The system to install supports PXE boot.
Access to the Internet.
Configure the DHCP server of your network to assign a static IP to the system to install. In other words, create a mapping from MAC address of the system to install to some IP. For the purposes of this tutorial, let's call the IP of the system to install 192.168.1.11.
TFTP Server Setup
Download the tftpd standard edition from http://tftpd32.jounin.net/tftpd32_download.html. Create a directory called c:/tftpd and unzip the contents of the package there.
Click on the Settings button.
Click on the DHCP tab.
Change the following settings.
IP pool starting address 192.168.1.11Note, the IP pool starting address is the same as the IP assigned to the system to install.
Size of pool 5
Boot File netboot\pxelinux.0
WINS/DNS Server 192.168.1.1
Default router 192.168.1.1
Mask 255.255.255.0uncheck "Ping address before assignation"

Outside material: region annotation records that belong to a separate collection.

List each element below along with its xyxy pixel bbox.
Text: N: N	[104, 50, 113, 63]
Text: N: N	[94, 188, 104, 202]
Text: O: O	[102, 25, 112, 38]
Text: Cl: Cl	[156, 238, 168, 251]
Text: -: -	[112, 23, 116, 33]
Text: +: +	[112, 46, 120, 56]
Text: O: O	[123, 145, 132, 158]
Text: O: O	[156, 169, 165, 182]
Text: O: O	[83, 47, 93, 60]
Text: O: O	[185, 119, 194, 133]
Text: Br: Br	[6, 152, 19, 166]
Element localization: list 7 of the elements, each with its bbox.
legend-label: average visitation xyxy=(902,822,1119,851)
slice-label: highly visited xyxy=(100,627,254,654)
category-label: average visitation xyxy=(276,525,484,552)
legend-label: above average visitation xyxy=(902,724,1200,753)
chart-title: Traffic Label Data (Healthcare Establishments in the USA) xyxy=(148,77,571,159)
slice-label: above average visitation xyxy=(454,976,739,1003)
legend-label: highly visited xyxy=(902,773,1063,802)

Network Boot Package Setup
The steps below show how to create the PXE boot environment for Ubuntu 11.04. The installation steps for other distributions are similar.
Download the PXE boot package of the distribution. Typically, this file is called netboot.tar.gz. For example, the netboot.tar.gz file for Ubuntu 11.04 can be found here http://archive.ubuntu.com/ubuntu/dists/natty/main/installer-i386/current/images/.
Create a directory called c:/tftpd/netboot and untar the contents of netboot.tar.gz there.
It may be the case that some files from the tar package were created as symbolic links. Since we are hosting tftpd from Windows and Windows does not understand symbolic links, these files are not valid. To resolve this issue, replace the symbolic links with the actual file. Again, in the case of the PXE boot package for Ubuntu 11.04, there are two symbolic links that must be replaced: pxelinux.0 and pxelinux.cfg.
c:/tftpd/netboot/pxelinux.0 should be a copy of the file in ubuntu-installer/i386/pxelinux.0
c:/tftpd/netboot/pxelinux.cfg should be a folder containing a file called default which is a copy of the file in ubuntu-installer/i386/boot-screens/syslinux.cfg
Now, boot the system to install. Most systems do not engage PXE or network boot by default. You may need to press one of the function keys or configure the boot procedure in the BIOS.
If everything is properly configured, the system should engage the PXE boot and load the boot package. Good luck!
Tftpd has a log viewer that provides useful information. You can see this by clicking on the "Log viewer" tab.
If you are hosting the network boot from Windows, make sure you have converted the symbolic links to actual files. Note that some symbolic links are pointing to files and others are pointing to directories.
Make sure you have configured your DHCP server to provide a static IP to the system to install.
Make sure your system to install supports PXE boot, and make sure PXE boot is engaged.